The White House announced Tuesday night that the meeting — to be held on U.S. soil for the second time since the forum was created nearly three decades ago — will take place in early June in Los Angeles.

The administration cited the city's "deep and robust" ties throughout the hemisphere as one of the reasons it was selected, according to a White House official who spoke on condition of anonymity to discuss the matter ahead of the formal announcement.

President Biden will attend the meeting. Former President Trump skipped the last summit, which was held in Peru in 2018. The summit is scheduled to convene every three years, though it was delayed this time by a year because of the pandemic.

For the Biden administration, holding the meeting in Los Angeles provides ways to show the connection between U.S. domestic and foreign policy. The city has a large population of Latinos with family members spread throughout Central and South America. Los Angeles has also been hit particularly hard by COVID-19, a disease that disproportionately affects Latinos.

The Los Angeles venue "is especially relevant for those of us who are hyphenated Americans," the White House official said, noting "more than 224 languages spoken" in the greater Los Angeles area representing 140 countries.

The first such summit was held in Miami in 1994, with President Clinton as the host. It was billed as an early post-Cold War venue for regional partnerships in trade, aid and security.

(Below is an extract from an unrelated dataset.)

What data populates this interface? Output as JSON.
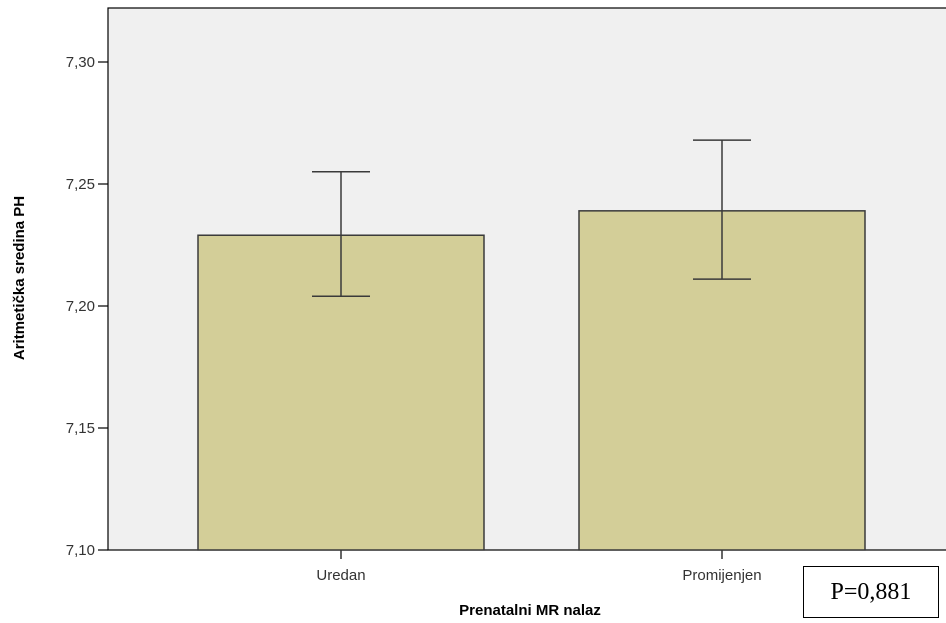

The Biden administration has struggled at times to formulate and execute its policies in Latin America. A focus on the so-called Northern Triangle of Central American countries that fuel immigration into the U.S. has met numerous obstacles; Mexican President Andres Manuel Lopez Obrador has proved mercurial and unpredictable, and the Venezuela policy aimed at ousting dictator Nicolas Maduro is in disarray.

Another tricky issue is who is invited to the summit. Attendance has generally been limited to democratic countries. Peru revoked Venezuela's invitation in 2018. Cuba rarely attended except in Panama in 2015, when then Presidents Raul Castro and Obama famously shook hands, launching what would be a historic defrosting of U.S.-Cuba relations — until the Trump administration killed those efforts.

The Biden administration official said criteria were still being discussed on who will be invited, such as whether countries like Nicaragua and El Salvador, where increasingly authoritarian leaders are exerting control, will make the cut.